Le footballeur de Bolton, qui s'est effondré lors d'un match de Coupe d'Angleterre samedi, n'est que le dernier d'une longue série.

Article rédigé par Pierre Godon
France Télévisions
Publié
Temps de lecture : 5min
Le joueur de Bolton Fabrice Muamba (en noir, au sol) après son malaise cardiaque sur le terrain de Tottenham, à Londres, le 17 mars 2012.  (MATT DUNHAM/AP/SIPA / AP)

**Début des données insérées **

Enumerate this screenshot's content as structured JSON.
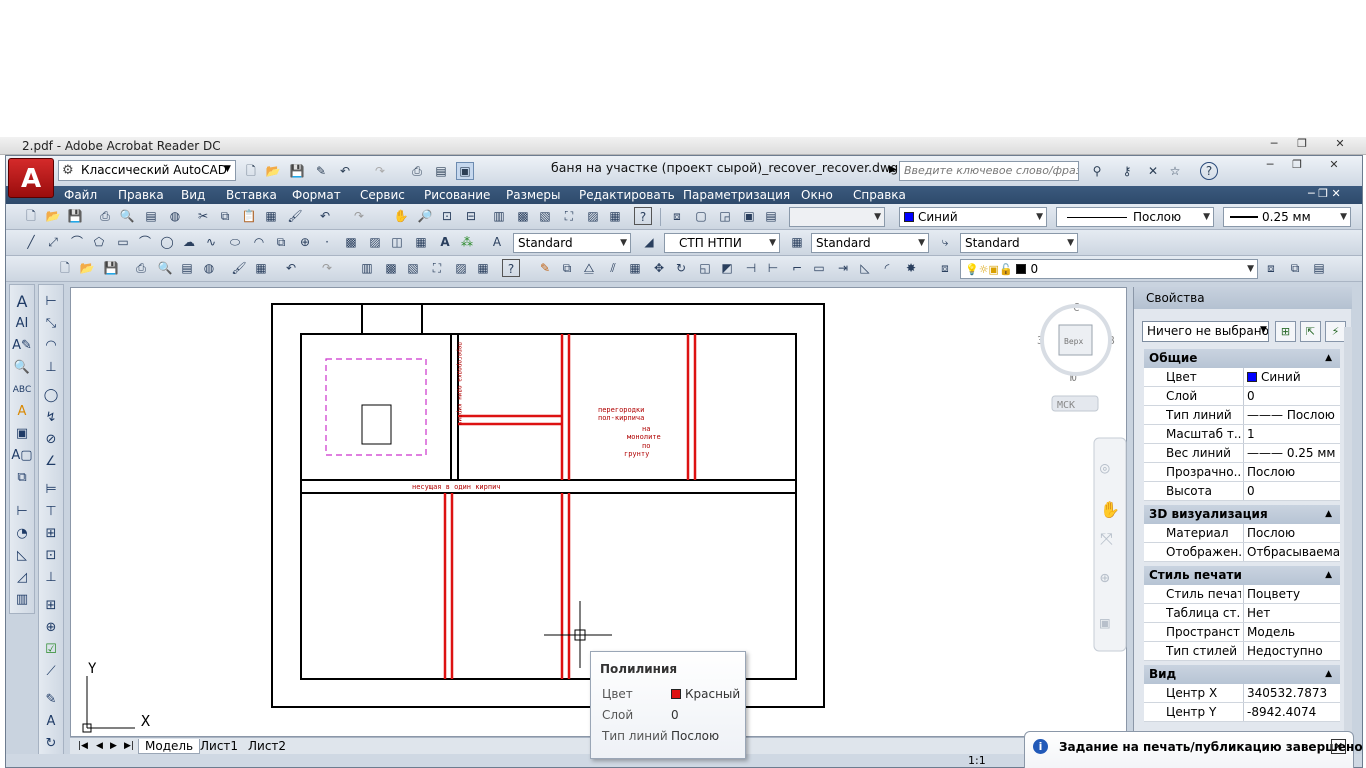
{
  "acrobat": {
    "title": "2.pdf - Adobe Acrobat Reader DC",
    "min": "─",
    "max": "❐",
    "close": "✕"
  },
  "titlebar": {
    "app_logo": "A",
    "workspace": "Классический AutoCAD",
    "doc_title": "баня на участке (проект сырой)_recover_recover.dwg",
    "search_placeholder": "Введите ключевое слово/фразу",
    "min": "─",
    "max": "❐",
    "close": "✕"
  },
  "menubar": {
    "items": [
      "Файл",
      "Правка",
      "Вид",
      "Вставка",
      "Формат",
      "Сервис",
      "Рисование",
      "Размеры",
      "Редактировать",
      "Параметризация",
      "Окно",
      "Справка"
    ]
  },
  "toolbar1": {
    "color": "Синий",
    "linetype": "Послою",
    "lineweight": "0.25 мм"
  },
  "toolbar2": {
    "text_style": "Standard",
    "dim_style": "СТП НТПИ",
    "table_style": "Standard",
    "mleader_style": "Standard"
  },
  "toolbar3": {
    "layer": "0"
  },
  "viewcube": {
    "n": "С",
    "s": "Ю",
    "w": "З",
    "e": "В",
    "top": "Верх",
    "ucs": "МСК"
  },
  "drawing": {
    "note_partitions": [
      "перегородки",
      "пол-кирпича",
      "на",
      "монолите",
      "по",
      "грунту"
    ],
    "note_bearing": "несущая в один кирпич",
    "note_vertical": "перегородка один кирпич",
    "axis_x": "X",
    "axis_y": "Y"
  },
  "layout_tabs": {
    "nav": [
      "|◀",
      "◀",
      "▶",
      "▶|"
    ],
    "tabs": [
      "Модель",
      "Лист1",
      "Лист2"
    ]
  },
  "properties": {
    "title": "Свойства",
    "selection": "Ничего не выбрано",
    "sections": [
      {
        "name": "Общие",
        "rows": [
          {
            "k": "Цвет",
            "v": "Синий"
          },
          {
            "k": "Слой",
            "v": "0"
          },
          {
            "k": "Тип линий",
            "v": "——— Послою"
          },
          {
            "k": "Масштаб т...",
            "v": "1"
          },
          {
            "k": "Вес линий",
            "v": "——— 0.25 мм"
          },
          {
            "k": "Прозрачно...",
            "v": "Послою"
          },
          {
            "k": "Высота",
            "v": "0"
          }
        ]
      },
      {
        "name": "3D визуализация",
        "rows": [
          {
            "k": "Материал",
            "v": "Послою"
          },
          {
            "k": "Отображен...",
            "v": "Отбрасываема..."
          }
        ]
      },
      {
        "name": "Стиль печати",
        "rows": [
          {
            "k": "Стиль печати",
            "v": "Поцвету"
          },
          {
            "k": "Таблица ст...",
            "v": "Нет"
          },
          {
            "k": "Пространст...",
            "v": "Модель"
          },
          {
            "k": "Тип стилей ...",
            "v": "Недоступно"
          }
        ]
      },
      {
        "name": "Вид",
        "rows": [
          {
            "k": "Центр X",
            "v": "340532.7873"
          },
          {
            "k": "Центр Y",
            "v": "-8942.4074"
          }
        ]
      }
    ]
  },
  "tooltip": {
    "title": "Полилиния",
    "color_label": "Цвет",
    "color_value": "Красный",
    "layer_label": "Слой",
    "layer_value": "0",
    "linetype_label": "Тип линий",
    "linetype_value": "Послою"
  },
  "notification": {
    "icon": "i",
    "text": "Задание на печать/публикацию завершено",
    "close": "✕"
  },
  "status": {
    "scale": "1:1"
  },
  "colors": {
    "blue": "#0000ff",
    "red": "#dd1111",
    "wall": "#000000",
    "dashed": "#cc33cc"
  }
}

Marc-Vivien Foé, 2003. Miklos Feher, 2004... Les exemples de footballeurs s'étant effrondrés sur le terrain après un malaise cardiaque sont nombreux. N'allez pas croire que c'est un phénomène récent : ainsi, David Wilson, qui jouait attaquant à Leeds, est mort sur le terrain d'un arrêt cardiaque... en 1906. Avant lui, note le blog This Day in Football History, six autres joueurs apparemment en pleine santé étaient morts, mais hors du terrain. Les arrêts cardiaques, ce n'est donc pas une nouveauté dans le sport, mais ça arrive de plus en plus souvent. Eléments d'explication. 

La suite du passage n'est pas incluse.